I consulted my friend, eminent psychoanalyst, Joye Weisel-Barth. In her lectures and published papers, Dr. Barth posits that in the story of a patient’s or any person’s past, the imagination plays a role, writing a new story, growing out of one’s desires and ambitions. Of course the intimate relationship between an analyst and a patient over a long period of time is far different than that of an attorney and client, but there is one similar characteristic. The relationship involves a story about the past. Barth explains that “the analyst and the patient use their imaginations to filter experience, memories … and specific explicit and enacted moments of experience.”
Similarly, I would argue that imagination plays a role in the stories that are engendered though the relationships between lawyers, clients, witnesses and judges. This should teach us not to be too smug or too certain in how we interpret and relate these stories. An awareness of this phenomenon can bring us a step closer to achieving justice.
But is the recollection of all facts subject to such concern? What about establishing whether or not a letter or contract exists, what some would call an irrefutable or irreducible fact.

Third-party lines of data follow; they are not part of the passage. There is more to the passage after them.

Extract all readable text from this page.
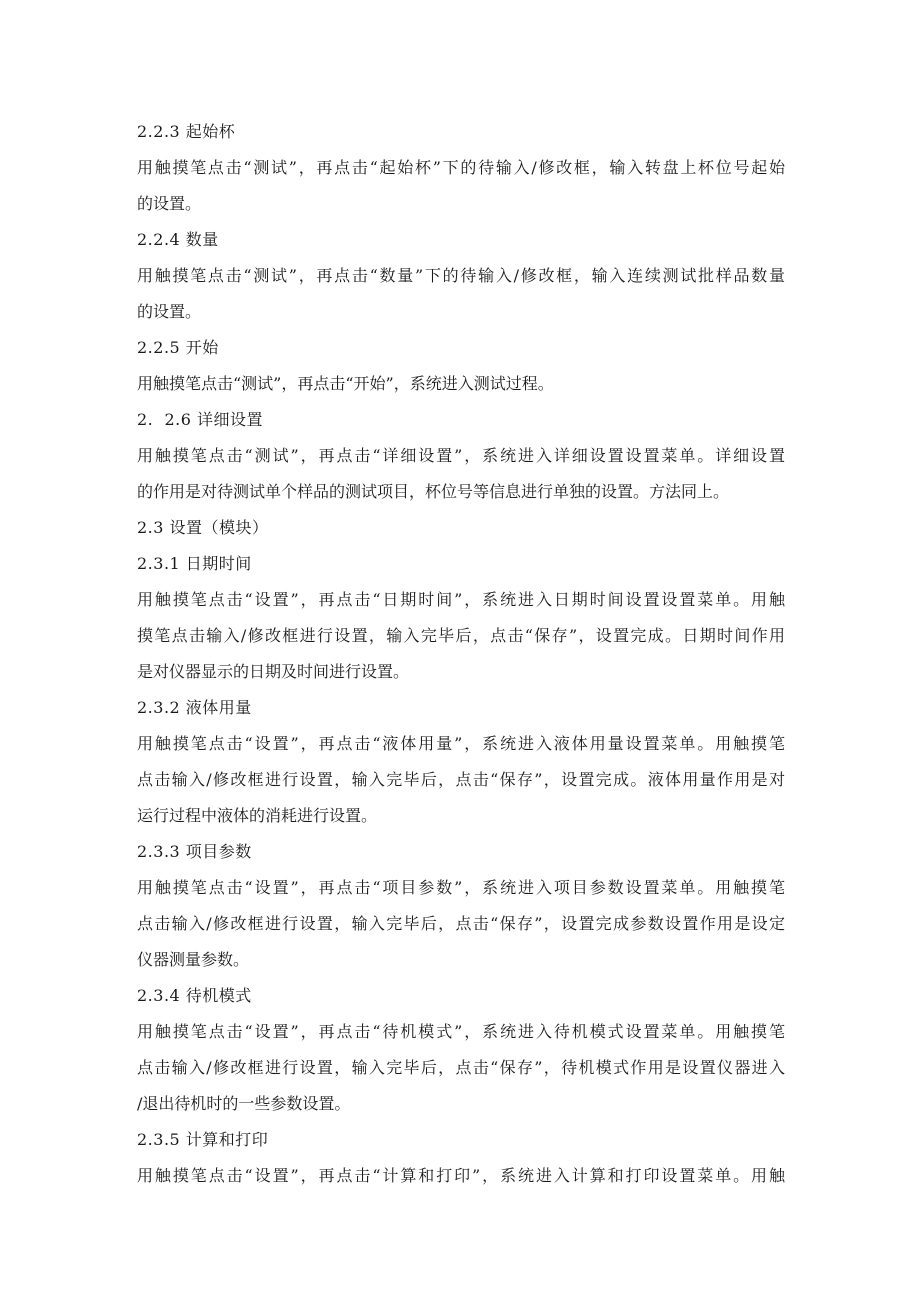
2.2.3 起始杯
用触摸笔点击“测试”，再点击“起始杯”下的待输入/修改框，输入转盘上杯位号起始
的设置。
2.2.4 数量
用触摸笔点击“测试”，再点击“数量”下的待输入/修改框，输入连续测试批样品数量
的设置。
2.2.5 开始
用触摸笔点击“测试”，再点击“开始”，系统进入测试过程。
2.  2.6 详细设置
用触摸笔点击“测试”，再点击“详细设置”，系统进入详细设置设置菜单。详细设置
的作用是对待测试单个样品的测试项目，杯位号等信息进行单独的设置。方法同上。
2.3 设置（模块）
2.3.1 日期时间
用触摸笔点击“设置”，再点击“日期时间”，系统进入日期时间设置设置菜单。用触
摸笔点击输入/修改框进行设置，输入完毕后，点击“保存”，设置完成。日期时间作用
是对仪器显示的日期及时间进行设置。
2.3.2 液体用量
用触摸笔点击“设置”，再点击“液体用量”，系统进入液体用量设置菜单。用触摸笔
点击输入/修改框进行设置，输入完毕后，点击“保存”，设置完成。液体用量作用是对
运行过程中液体的消耗进行设置。
2.3.3 项目参数
用触摸笔点击“设置”，再点击“项目参数”，系统进入项目参数设置菜单。用触摸笔
点击输入/修改框进行设置，输入完毕后，点击“保存”，设置完成参数设置作用是设定
仪器测量参数。
2.3.4 待机模式
用触摸笔点击“设置”，再点击“待机模式”，系统进入待机模式设置菜单。用触摸笔
点击输入/修改框进行设置，输入完毕后，点击“保存”，待机模式作用是设置仪器进入
/退出待机时的一些参数设置。
2.3.5 计算和打印
用触摸笔点击“设置”，再点击“计算和打印”，系统进入计算和打印设置菜单。用触
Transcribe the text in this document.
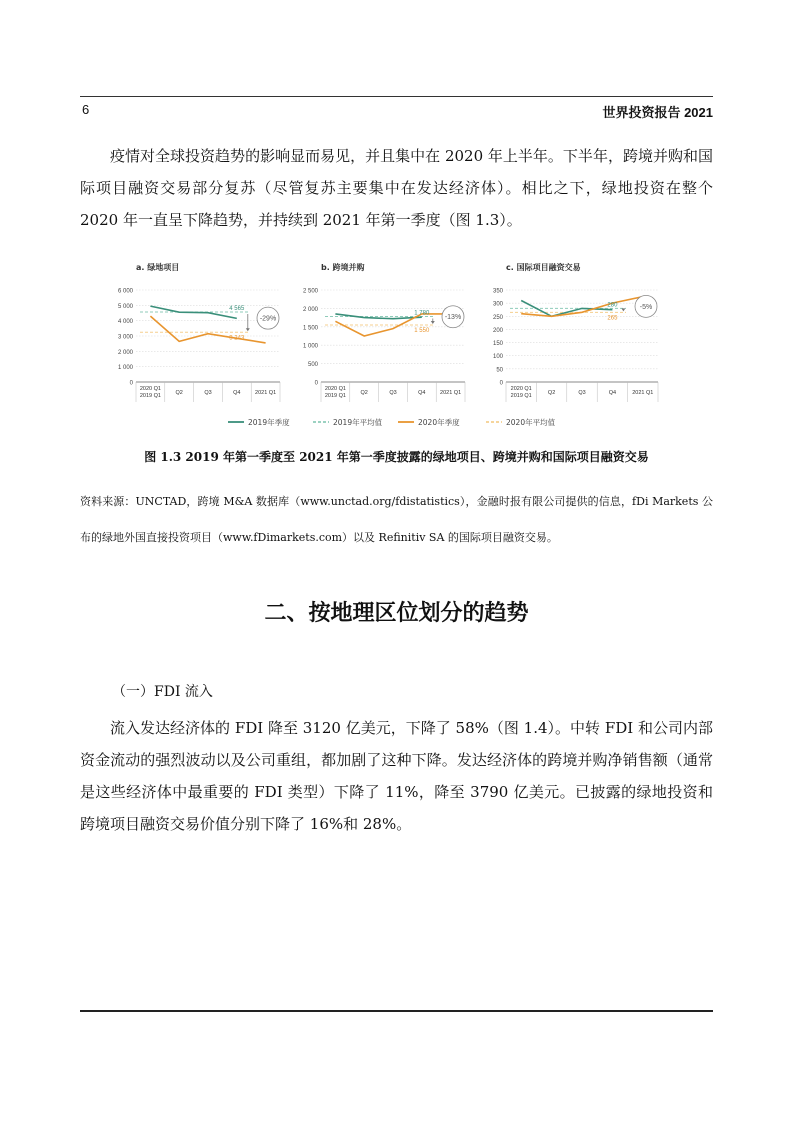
6	世界投资报告 2021

疫情对全球投资趋势的影响显而易见，并且集中在 2020 年上半年。下半年，跨境并购和国际项目融资交易部分复苏（尽管复苏主要集中在发达经济体）。相比之下，绿地投资在整个 2020 年一直呈下降趋势，并持续到 2021 年第一季度（图 1.3）。

a. 绿地项目
0
1 000
2 000
3 000
4 000
5 000
6 000
2020 Q1
2019 Q1	Q2	Q3	Q4	2021 Q1
4 565
3 243
-29%
b. 跨境并购
0
500
1 000
1 500
2 000
2 500
2020 Q1
2019 Q1	Q2	Q3	Q4	2021 Q1
1 780
1 550
-13%
c. 国际项目融资交易
0
50
100
150
200
250
300
350
2020 Q1
2019 Q1	Q2	Q3	Q4	2021 Q1
280
265
-5%
2019年季度	2019年平均值	2020年季度	2020年平均值

图 1.3 2019 年第一季度至 2021 年第一季度披露的绿地项目、跨境并购和国际项目融资交易

资料来源：UNCTAD，跨境 M&A 数据库（www.unctad.org/fdistatistics），金融时报有限公司提供的信息，fDi Markets 公布的绿地外国直接投资项目（www.fDimarkets.com）以及 Refinitiv SA 的国际项目融资交易。

二、按地理区位划分的趋势

（一）FDI 流入

流入发达经济体的 FDI 降至 3120 亿美元，下降了 58%（图 1.4）。中转 FDI 和公司内部资金流动的强烈波动以及公司重组，都加剧了这种下降。发达经济体的跨境并购净销售额（通常是这些经济体中最重要的 FDI 类型）下降了 11%，降至 3790 亿美元。已披露的绿地投资和跨境项目融资交易价值分别下降了 16%和 28%。
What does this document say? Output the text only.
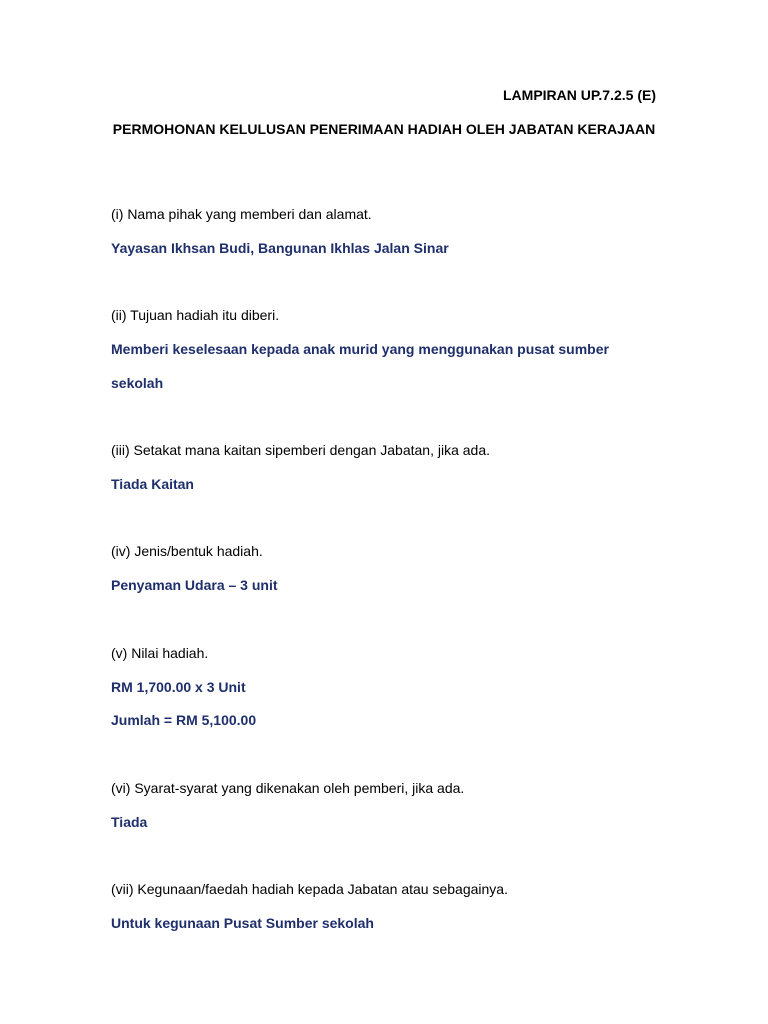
LAMPIRAN UP.7.2.5 (E)
PERMOHONAN KELULUSAN PENERIMAAN HADIAH OLEH JABATAN KERAJAAN
(i) Nama pihak yang memberi dan alamat.
Yayasan Ikhsan Budi, Bangunan Ikhlas Jalan Sinar
(ii) Tujuan hadiah itu diberi.
Memberi keselesaan kepada anak murid yang menggunakan pusat sumber
sekolah
(iii) Setakat mana kaitan sipemberi dengan Jabatan, jika ada.
Tiada Kaitan
(iv) Jenis/bentuk hadiah.
Penyaman Udara – 3 unit
(v) Nilai hadiah.
RM 1,700.00 x 3 Unit
Jumlah = RM 5,100.00
(vi) Syarat-syarat yang dikenakan oleh pemberi, jika ada.
Tiada
(vii) Kegunaan/faedah hadiah kepada Jabatan atau sebagainya.
Untuk kegunaan Pusat Sumber sekolah
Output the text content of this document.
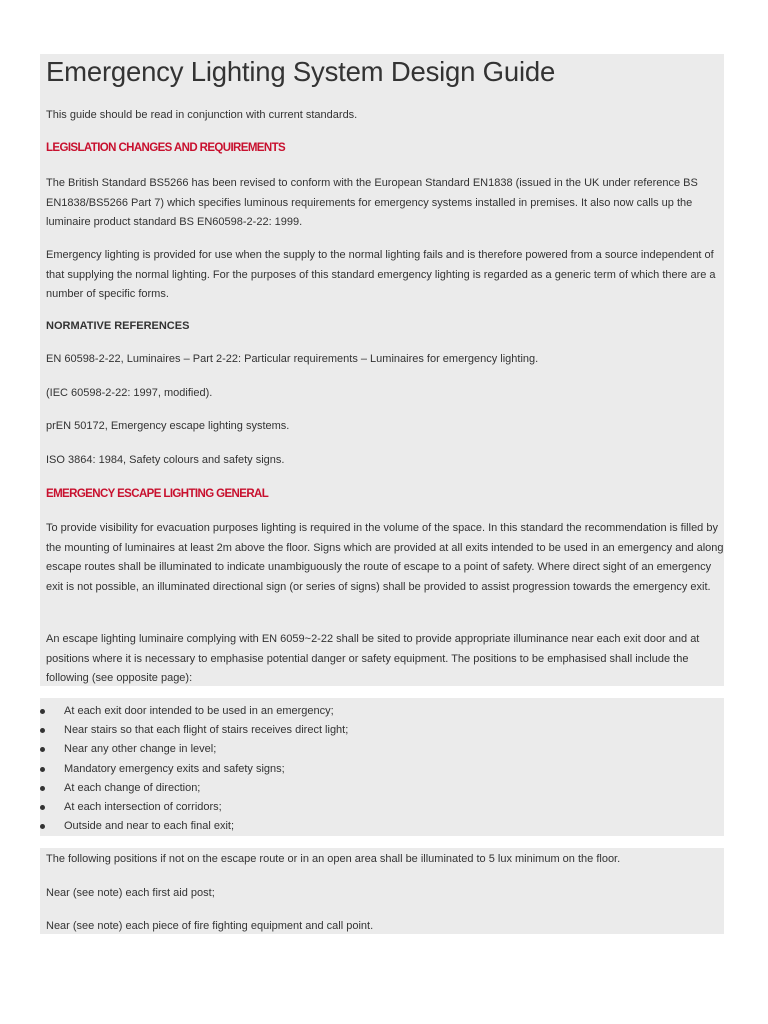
Emergency Lighting System Design Guide

This guide should be read in conjunction with current standards.

LEGISLATION CHANGES AND REQUIREMENTS

The British Standard BS5266 has been revised to conform with the European Standard EN1838 (issued in the UK under reference BS EN1838/BS5266 Part 7) which specifies luminous requirements for emergency systems installed in premises. It also now calls up the luminaire product standard BS EN60598-2-22: 1999.

Emergency lighting is provided for use when the supply to the normal lighting fails and is therefore powered from a source independent of that supplying the normal lighting. For the purposes of this standard emergency lighting is regarded as a generic term of which there are a number of specific forms.

NORMATIVE REFERENCES

EN 60598-2-22, Luminaires – Part 2-22: Particular requirements – Luminaires for emergency lighting.

(IEC 60598-2-22: 1997, modified).

prEN 50172, Emergency escape lighting systems.

ISO 3864: 1984, Safety colours and safety signs.

EMERGENCY ESCAPE LIGHTING GENERAL

To provide visibility for evacuation purposes lighting is required in the volume of the space. In this standard the recommendation is filled by the mounting of luminaires at least 2m above the floor. Signs which are provided at all exits intended to be used in an emergency and along escape routes shall be illuminated to indicate unambiguously the route of escape to a point of safety. Where direct sight of an emergency exit is not possible, an illuminated directional sign (or series of signs) shall be provided to assist progression towards the emergency exit.

An escape lighting luminaire complying with EN 6059~2-22 shall be sited to provide appropriate illuminance near each exit door and at positions where it is necessary to emphasise potential danger or safety equipment. The positions to be emphasised shall include the following (see opposite page):

At each exit door intended to be used in an emergency;
Near stairs so that each flight of stairs receives direct light;
Near any other change in level;
Mandatory emergency exits and safety signs;
At each change of direction;
At each intersection of corridors;
Outside and near to each final exit;

The following positions if not on the escape route or in an open area shall be illuminated to 5 lux minimum on the floor.

Near (see note) each first aid post;

Near (see note) each piece of fire fighting equipment and call point.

If the letter or contract is produced and is genuine, one’s imagination may not be a factor. Of course the interpretation of the words and terms of a letter or contract is a different matter.
Speaking of letters, I want to share some exciting news with you. I recently received an email in letter form (exactly as I received it) from the “COPORATE HEAD OFFICE of Citizen’s Bank of Canada,” informing me that “Twelve Million Six Hundred Thousand United States Dollars has been approved and deposited few days ago with our BANK” in my name by the “foreign debts settlement/compensation committee of European Union and the Executive members of the World Bank, and they instructed us to credit this fund direct to your private bank account with immediate effect.”
Pardon the grammatical errors in the email. No doubt “they” were excited about my good fortune. And that’s not all. The email goes on to inform me, “Meanwhile, the good news about your fund now is that your compensation payment file with some of the legal documents backing this fund has been forwarded to the Canadian Ministry of Finance and the United Nations for final approval.” Yes, I know this news is too good to be true, but the email says when they “hear” from me, they will proceed with the transfer because “we were mandated to transfer this fund to you as one of the beneficiary whom the name is listed in the World Bank foreign debts settlement/compensation payment file.” Wow! And all I have to do is forward them personal information including “Any of Your Identity Card.”
I told my friend Marcus Aurelius about my good fortune. He brought up the subject of my shorts.